Once you have set up a Terraform configuration to successfully deploy the infrastructure you need on Jetstream2, you can turn your attention to provisioning that infrastructure. By this we mean taking a bare cloud instance and doing what is needed to get it ready for use in your application. That might include doing things like the following:

  • Updating the operating system
  • Performing system administration (creating accounts, configuring services, etc.)
  • Installing software
  • Copying data to the system
  • Passing configuration information (such as IP addresses) to the instances

Terraform is adept at performing deployment operations through cloud providers that follow well-understood patterns. But the realm of provisioning is much less consistently structured. Because of the numerous operating systems and many different commands you might want to execute, it isn't possible for Terraform to support provisioning with the kind of exacting mechanisms that it provides for deployment. This topic discusses your options for provisioning a configuration that is deployed through Terraform. Such provisioning of an instance can happen in one of four time frames:

  • Before you run Terraform
  • When a Terraform-created instance boots for the first time
  • After Terraform creates an instance but before Terraform finishes
  • After Terraform finishes

Before Running Terraform

One of the best ways to provision your Jetstream2 instances is by creating a custom image. You could then use the custom image when creating instances through Terraform. Such images can contain system configurations, user accounts, software installations and other customizations that do not change frequently. Custom images will not help you work with your most recent data set or access information that is only known once Terraform has run.
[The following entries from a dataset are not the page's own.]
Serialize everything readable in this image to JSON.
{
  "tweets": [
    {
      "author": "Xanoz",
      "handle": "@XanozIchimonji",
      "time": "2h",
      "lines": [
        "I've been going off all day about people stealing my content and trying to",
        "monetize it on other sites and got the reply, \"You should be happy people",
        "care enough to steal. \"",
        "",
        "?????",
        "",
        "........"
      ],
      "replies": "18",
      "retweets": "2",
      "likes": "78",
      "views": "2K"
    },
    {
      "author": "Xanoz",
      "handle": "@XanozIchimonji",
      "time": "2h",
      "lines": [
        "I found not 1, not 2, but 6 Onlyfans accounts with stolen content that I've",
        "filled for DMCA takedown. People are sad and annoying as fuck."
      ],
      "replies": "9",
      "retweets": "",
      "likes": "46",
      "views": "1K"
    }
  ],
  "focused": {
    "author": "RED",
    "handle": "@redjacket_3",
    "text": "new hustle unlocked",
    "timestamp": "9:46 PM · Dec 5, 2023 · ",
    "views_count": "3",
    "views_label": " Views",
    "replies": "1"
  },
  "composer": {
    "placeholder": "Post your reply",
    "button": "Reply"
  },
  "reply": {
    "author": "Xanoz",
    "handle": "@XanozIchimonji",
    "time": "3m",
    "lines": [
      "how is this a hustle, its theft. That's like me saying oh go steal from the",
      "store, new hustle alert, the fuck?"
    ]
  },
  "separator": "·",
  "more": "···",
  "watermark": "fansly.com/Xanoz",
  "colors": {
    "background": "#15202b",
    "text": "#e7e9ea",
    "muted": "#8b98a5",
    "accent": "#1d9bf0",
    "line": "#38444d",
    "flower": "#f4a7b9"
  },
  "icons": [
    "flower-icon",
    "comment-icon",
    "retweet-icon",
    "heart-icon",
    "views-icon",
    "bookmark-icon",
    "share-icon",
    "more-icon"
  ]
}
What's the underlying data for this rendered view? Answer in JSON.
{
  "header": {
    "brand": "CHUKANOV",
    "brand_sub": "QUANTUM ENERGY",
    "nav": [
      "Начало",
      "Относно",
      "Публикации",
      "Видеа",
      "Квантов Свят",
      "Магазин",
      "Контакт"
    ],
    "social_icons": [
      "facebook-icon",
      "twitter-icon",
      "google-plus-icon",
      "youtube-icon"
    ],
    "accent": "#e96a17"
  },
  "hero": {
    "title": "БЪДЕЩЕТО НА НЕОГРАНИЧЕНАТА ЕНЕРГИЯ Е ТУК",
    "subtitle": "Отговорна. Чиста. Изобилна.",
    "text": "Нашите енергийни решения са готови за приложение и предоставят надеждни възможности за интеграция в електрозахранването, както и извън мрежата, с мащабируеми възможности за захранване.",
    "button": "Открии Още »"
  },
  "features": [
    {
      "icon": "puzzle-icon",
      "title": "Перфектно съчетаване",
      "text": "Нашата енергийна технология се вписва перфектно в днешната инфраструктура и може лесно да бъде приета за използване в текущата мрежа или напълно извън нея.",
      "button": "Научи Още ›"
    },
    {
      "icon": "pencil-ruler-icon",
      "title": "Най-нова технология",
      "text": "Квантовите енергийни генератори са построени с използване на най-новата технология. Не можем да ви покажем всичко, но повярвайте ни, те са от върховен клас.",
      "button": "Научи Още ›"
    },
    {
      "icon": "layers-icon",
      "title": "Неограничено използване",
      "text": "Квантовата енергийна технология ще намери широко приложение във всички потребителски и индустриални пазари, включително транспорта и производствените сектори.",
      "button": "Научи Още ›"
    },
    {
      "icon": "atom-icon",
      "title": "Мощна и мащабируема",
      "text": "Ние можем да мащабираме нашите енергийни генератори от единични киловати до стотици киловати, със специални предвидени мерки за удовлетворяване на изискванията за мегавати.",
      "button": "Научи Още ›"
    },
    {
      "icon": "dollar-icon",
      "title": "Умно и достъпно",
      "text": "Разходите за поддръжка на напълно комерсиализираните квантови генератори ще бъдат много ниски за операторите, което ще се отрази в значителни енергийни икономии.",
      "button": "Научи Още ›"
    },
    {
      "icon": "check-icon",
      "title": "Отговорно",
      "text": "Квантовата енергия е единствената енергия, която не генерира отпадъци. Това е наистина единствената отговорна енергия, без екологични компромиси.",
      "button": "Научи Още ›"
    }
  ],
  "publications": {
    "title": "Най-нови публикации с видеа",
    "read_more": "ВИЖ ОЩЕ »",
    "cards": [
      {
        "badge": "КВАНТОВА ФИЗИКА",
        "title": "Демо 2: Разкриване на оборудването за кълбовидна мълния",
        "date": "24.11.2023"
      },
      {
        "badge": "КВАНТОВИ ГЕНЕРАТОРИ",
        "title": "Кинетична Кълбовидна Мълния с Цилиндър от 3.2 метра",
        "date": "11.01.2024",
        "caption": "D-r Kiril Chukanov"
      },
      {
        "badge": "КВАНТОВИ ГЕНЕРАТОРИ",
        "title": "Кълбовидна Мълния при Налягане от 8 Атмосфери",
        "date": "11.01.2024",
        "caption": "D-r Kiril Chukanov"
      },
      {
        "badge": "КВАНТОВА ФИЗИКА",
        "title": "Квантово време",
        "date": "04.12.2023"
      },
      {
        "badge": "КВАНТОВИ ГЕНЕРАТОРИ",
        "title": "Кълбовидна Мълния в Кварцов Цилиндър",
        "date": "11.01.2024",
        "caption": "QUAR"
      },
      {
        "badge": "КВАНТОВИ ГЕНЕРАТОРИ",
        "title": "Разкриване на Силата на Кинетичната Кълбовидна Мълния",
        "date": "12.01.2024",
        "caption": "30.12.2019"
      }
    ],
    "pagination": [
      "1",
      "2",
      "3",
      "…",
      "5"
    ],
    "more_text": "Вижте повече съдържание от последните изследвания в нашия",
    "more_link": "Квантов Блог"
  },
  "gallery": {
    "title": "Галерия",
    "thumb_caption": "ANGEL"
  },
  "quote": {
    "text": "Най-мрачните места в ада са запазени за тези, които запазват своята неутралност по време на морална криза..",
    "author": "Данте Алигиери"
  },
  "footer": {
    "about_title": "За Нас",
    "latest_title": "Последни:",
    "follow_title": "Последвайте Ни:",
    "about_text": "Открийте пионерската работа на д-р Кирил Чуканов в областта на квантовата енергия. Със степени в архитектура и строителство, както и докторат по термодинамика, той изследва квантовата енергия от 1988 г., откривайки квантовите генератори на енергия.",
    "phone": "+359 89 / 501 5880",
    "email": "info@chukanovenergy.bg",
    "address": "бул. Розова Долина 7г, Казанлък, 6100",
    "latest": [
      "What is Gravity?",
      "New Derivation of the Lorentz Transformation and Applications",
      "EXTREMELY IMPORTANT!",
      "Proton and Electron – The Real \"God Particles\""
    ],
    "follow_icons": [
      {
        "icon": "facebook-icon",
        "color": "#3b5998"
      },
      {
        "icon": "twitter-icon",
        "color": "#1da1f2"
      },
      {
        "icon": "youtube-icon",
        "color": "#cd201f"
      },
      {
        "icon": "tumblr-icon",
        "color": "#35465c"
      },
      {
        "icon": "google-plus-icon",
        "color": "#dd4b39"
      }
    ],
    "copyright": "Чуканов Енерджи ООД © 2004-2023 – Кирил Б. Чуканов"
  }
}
Creating a custom Jetstream2 image is not hard and the process is described in the Jetstream2 documentation, both through the Exosphere web interface (Horizon can also be used) and through the command-line interface (CLI). Basically, you need to create an instance from a standard Jetstream2 image, then customize it as you want while observing a few restrictions and guidelines. You can then save a snapshot of the instance that can server as an image.

During First Boot

When an instance is first booted on Jetstream2, OpenStack attempts to initialize it using cloud-init. Cloud-init is a method for passing metadata and "user data" to an instance, where the user data is a script that will be run on the new instance. Using cloud-init from within Terraform provides a good opportunity to update the operating system, perform configuration, install software and copy data to the instance. In some situations, you can also use it to pass information from Terraform to the new instance. Keep in mind that the tasks in a cloud-init "user data" script will be performed each time a new instance is deployed. If your initialization includes long tasks that will not change over time, it is recommended that they instead be included in a custom image, as described above.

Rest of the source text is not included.